January 9, 2013

3 Min Read
Herbalife Must Account to Investors and SEC

LOS ANGELES Herbalife Ltd. reportedly is under government scrutiny after an investor who bet big against the company declared it runs an unsustainable pyramid scheme.

The Securities and Exchange Commission has opened an inquiry into Herbalife, an unnamed source "close to the probe" told The Wall Street Journal.

Enforcement officials in the SEC's New York office are leading the investigation, the Journal reported.

Herbalife, the global nutritional products company, has vigorously denied accusations by William Ackman of Pershing Square Capital Management that its business model is a pyramid scheme.

Barbara Henderson, a spokeswoman for Herbalife, didn't immediately respond Wednesday to an emailed request for comment on the Journal article.

The Los Angeles-based company is meeting Thursday morning in New York with analysts and investors in what likely will amount to a counterattack in response to blistering criticism from Ackman, who the Journal reported bet more than $1 billion against Herbalife through a short sale.

Herbalife's stock price (HLF: NYSE) plunged thanks to Ackman's accusations, falling to a 52-week low of $24.24 the day before Christmas, although it has rebounded since then to $39.95 at the close of trading Wednesday.  

In a presentation, entitled "Who Wants to be a millionaire", Pershing Square Capital Management portrays 33-year-old Herbalife as a multibillion-dollar company that exploits distributors, including vulnerable ethnic and minority groups, most of whom lose money and end up as failures trying to recruit others in a multilevel marketing scheme.

"We believe a distributor's ability to profit from true retail sales of Herbalife products is de minimis," Pershing Square Capital Management asserts in an executive summary of the presentation. "The 'suggested retail price' of Herbalife's products is an artificial, inflated number with no relation to the price at which Herbalife's products are actually sold to bona fide retail customers."

Clearly, there are investors who still believe in the fast-growing company, which yielded a third-quarter profit of $117.8 million on $1 billion in sales.
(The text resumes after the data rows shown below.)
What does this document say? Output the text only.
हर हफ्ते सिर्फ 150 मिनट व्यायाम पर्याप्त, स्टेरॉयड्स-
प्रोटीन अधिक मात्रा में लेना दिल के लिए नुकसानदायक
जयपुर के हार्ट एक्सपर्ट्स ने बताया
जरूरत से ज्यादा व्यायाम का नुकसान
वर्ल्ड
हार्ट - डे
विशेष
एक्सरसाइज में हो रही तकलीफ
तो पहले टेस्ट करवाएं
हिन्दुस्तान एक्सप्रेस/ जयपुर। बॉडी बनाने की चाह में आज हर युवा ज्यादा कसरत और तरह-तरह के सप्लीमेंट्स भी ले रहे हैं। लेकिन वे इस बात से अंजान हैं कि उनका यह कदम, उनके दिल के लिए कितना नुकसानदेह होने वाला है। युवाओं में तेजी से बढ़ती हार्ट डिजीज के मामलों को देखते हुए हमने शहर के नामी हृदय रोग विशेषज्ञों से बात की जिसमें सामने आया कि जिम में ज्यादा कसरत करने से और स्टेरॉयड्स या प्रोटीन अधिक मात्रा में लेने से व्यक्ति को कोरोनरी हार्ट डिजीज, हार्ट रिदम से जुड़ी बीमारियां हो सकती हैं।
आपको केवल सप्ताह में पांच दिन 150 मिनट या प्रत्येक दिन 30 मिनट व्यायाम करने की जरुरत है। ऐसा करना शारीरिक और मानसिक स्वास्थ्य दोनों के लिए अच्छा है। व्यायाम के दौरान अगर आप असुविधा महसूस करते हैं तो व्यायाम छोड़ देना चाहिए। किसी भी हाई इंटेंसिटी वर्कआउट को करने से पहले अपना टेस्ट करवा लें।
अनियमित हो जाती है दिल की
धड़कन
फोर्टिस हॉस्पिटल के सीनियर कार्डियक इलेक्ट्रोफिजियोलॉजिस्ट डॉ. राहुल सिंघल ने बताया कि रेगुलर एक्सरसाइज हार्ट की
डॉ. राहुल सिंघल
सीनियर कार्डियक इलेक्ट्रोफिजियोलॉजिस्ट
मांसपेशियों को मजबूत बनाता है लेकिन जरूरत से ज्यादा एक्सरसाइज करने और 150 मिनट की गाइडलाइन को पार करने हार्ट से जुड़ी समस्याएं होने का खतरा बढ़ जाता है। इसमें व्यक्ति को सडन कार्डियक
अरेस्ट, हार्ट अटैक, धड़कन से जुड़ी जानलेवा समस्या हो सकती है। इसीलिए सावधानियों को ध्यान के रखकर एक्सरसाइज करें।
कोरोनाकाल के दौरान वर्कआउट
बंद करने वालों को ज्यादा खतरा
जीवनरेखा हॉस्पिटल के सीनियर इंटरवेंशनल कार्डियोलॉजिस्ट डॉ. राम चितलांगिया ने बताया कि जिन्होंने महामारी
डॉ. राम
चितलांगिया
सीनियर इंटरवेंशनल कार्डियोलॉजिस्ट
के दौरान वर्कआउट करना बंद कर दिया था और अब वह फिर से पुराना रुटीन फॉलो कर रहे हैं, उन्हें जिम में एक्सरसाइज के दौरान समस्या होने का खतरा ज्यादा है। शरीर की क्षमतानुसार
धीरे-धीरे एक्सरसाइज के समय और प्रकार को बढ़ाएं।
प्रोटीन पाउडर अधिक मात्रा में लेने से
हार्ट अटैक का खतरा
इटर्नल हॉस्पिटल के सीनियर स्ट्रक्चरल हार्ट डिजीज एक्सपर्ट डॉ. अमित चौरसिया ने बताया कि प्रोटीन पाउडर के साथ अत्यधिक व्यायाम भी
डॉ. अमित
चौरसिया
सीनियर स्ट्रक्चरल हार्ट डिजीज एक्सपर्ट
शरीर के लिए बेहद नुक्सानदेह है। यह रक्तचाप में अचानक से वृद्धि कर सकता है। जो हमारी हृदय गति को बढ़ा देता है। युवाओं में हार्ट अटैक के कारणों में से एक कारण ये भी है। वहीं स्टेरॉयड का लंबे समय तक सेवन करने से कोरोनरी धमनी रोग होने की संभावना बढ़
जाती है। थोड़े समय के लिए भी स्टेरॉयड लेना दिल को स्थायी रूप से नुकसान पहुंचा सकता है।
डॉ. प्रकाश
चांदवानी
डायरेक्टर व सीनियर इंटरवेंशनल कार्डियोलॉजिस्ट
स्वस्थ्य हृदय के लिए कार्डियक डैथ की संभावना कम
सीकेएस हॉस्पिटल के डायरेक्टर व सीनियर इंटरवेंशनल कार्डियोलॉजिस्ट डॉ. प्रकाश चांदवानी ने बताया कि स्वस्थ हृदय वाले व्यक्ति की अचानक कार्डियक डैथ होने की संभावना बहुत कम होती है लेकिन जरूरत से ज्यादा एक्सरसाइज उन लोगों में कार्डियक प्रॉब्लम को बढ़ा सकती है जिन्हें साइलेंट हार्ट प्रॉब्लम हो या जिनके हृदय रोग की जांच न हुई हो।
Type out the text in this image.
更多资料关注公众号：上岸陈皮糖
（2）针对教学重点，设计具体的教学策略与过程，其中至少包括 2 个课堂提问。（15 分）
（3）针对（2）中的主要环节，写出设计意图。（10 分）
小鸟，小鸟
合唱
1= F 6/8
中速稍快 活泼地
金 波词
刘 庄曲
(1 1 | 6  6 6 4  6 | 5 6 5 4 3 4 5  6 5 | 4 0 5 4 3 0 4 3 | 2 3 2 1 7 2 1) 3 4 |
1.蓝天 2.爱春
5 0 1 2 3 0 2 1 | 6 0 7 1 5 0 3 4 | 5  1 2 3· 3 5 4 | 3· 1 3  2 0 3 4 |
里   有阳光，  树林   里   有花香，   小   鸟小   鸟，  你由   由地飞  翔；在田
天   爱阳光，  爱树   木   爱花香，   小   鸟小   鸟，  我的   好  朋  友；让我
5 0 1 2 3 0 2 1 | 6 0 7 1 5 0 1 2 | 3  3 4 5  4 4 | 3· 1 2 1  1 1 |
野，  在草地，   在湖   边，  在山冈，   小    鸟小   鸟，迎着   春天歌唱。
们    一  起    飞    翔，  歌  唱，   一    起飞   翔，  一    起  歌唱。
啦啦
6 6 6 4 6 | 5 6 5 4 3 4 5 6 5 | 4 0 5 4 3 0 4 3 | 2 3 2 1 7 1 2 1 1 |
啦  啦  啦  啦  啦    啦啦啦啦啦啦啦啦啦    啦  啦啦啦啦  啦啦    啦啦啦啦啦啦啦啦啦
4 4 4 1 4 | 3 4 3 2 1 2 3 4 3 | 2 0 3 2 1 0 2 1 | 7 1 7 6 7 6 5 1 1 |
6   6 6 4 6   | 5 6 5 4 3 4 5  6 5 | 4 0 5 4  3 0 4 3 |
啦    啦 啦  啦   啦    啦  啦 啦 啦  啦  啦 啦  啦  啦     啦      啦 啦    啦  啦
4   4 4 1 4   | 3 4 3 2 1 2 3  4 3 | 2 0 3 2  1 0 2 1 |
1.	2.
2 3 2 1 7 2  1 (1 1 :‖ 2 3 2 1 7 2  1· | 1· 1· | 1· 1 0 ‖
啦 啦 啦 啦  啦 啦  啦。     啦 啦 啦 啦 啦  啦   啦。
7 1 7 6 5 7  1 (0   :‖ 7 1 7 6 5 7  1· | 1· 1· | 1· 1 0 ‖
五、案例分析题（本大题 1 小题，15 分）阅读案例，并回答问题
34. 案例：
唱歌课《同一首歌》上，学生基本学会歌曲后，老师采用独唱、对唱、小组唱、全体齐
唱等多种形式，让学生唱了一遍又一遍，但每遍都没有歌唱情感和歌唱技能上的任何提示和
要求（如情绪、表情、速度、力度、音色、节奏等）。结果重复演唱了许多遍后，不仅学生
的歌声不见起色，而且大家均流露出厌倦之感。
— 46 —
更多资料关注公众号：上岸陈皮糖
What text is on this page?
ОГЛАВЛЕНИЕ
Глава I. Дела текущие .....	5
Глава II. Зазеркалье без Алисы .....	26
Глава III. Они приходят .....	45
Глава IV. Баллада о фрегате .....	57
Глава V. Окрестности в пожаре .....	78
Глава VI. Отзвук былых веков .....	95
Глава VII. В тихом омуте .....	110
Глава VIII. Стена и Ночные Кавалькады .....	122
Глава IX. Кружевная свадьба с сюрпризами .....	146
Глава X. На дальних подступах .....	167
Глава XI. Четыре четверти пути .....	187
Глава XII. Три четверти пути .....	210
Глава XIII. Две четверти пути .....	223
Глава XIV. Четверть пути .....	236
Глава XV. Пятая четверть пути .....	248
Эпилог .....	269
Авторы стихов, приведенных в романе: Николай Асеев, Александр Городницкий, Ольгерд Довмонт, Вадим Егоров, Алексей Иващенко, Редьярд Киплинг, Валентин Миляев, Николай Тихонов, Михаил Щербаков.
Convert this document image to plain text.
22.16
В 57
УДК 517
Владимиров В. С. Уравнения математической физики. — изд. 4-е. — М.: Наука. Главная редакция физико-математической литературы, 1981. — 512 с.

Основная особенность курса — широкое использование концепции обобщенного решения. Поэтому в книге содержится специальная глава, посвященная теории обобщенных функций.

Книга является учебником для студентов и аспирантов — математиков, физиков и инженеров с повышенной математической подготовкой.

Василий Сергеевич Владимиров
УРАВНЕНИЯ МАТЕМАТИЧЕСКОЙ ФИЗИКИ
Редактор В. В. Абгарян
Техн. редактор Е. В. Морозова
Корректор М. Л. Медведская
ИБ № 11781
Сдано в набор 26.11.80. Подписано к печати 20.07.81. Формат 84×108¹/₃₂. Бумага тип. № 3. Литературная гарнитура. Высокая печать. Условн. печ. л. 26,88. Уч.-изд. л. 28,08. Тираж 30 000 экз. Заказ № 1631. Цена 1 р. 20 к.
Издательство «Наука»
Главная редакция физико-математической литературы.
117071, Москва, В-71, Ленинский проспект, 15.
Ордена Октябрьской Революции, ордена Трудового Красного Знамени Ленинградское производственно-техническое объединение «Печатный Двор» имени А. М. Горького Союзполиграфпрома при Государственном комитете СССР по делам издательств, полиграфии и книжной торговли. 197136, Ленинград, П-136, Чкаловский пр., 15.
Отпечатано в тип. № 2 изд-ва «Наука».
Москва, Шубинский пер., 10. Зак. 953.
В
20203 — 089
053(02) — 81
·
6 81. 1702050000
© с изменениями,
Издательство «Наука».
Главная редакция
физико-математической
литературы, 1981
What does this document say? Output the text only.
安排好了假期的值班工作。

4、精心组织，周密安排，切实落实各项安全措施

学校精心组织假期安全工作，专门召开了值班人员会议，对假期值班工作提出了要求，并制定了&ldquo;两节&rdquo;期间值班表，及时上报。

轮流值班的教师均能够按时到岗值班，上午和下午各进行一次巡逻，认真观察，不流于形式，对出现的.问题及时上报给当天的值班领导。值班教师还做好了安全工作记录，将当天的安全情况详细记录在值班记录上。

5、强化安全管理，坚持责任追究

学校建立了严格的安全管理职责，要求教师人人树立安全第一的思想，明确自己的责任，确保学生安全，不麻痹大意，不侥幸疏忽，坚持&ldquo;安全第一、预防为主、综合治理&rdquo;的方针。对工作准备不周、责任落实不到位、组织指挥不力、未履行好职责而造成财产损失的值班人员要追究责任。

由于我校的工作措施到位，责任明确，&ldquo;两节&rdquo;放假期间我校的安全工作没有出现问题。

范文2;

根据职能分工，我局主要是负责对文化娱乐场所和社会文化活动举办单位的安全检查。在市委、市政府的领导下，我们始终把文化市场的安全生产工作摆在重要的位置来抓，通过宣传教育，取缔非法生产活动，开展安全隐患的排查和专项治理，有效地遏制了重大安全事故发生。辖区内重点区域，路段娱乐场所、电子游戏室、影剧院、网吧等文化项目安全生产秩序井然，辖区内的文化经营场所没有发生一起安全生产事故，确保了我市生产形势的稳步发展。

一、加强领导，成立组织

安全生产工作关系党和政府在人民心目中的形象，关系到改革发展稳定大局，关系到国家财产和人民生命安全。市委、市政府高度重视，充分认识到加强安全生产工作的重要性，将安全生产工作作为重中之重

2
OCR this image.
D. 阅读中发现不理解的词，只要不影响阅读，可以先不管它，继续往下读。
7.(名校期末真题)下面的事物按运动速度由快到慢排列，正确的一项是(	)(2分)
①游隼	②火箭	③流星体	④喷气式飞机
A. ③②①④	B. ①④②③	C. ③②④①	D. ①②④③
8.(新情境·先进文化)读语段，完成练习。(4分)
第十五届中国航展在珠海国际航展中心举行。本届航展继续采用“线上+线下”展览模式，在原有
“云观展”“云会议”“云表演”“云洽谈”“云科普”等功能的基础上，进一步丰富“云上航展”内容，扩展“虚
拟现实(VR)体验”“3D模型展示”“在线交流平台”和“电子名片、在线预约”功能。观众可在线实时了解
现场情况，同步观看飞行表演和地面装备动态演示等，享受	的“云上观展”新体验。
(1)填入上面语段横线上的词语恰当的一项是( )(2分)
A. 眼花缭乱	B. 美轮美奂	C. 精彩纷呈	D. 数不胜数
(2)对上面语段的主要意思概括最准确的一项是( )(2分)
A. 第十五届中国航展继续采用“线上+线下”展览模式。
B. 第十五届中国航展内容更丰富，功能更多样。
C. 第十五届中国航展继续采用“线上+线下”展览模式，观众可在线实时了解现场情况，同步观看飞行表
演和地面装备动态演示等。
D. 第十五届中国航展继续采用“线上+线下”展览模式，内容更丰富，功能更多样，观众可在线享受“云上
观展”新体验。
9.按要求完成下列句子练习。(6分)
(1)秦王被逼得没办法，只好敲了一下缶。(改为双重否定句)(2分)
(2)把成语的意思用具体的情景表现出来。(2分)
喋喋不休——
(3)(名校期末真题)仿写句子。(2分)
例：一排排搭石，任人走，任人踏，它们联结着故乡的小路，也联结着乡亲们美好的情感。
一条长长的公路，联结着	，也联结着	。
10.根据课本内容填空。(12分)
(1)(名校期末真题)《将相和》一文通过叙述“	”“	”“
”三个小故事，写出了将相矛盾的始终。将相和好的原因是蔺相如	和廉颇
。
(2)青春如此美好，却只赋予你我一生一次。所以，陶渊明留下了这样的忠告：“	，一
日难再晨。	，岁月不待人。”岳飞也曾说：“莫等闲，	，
Third Point LLC, the New York-based hedge fund, on Wednesday reported an 8.2 percent passive stake in Herbalife, the Journal said.

Some financial analysts have brushed off the accusations levied against Herbalife, and the company itself has asked the SEC to investigate Ackman for trying to manipulate the financial market.

In a research note Jan. 4, D.A. Davidson & Co., which has a "buy" rating on Herbalife's stock with a 12- to 18-month price target of $72, referred to the company as a "remarkable growth story at a bargain price."

"Either the stock should go to zero as Ackman suggests, or it should rebound dramatically for a multitude of reasons," D.A. Davidson analyst Timothy Ramey wrote. "It has a dividend yield of 3.4%. It has growth, powerful free cash flow and a clean balance sheet."

Rommel Dionisio of Wedbush Securities challenged Ackman's assertion that very little of Herbalife's revenues come from retail sales, undermining the hypothesis that the company is a pyramid scheme.

"Our analysis concludes Herbalife distributors derive greater compensation from retail profits vs. recruiting commissions," wrote the analyst, who maintains an "outperform" rating on the company and has a 12-month price target of $54 on the stock. "Using our own calculations and assumptions on factors such as average retail pricing, self-consumption, and distributor-facing SG&A expenses, our estimates for distributor retail profits vs. commissions fall between the company's numbers and Mr. Ackman.

Nonetheless, they still indicate distributor retail profits exceed commissions, thus supporting the belief that Herbalife cannot be considered a pyramid scheme," Dionisio wrote in a research note Jan. 3.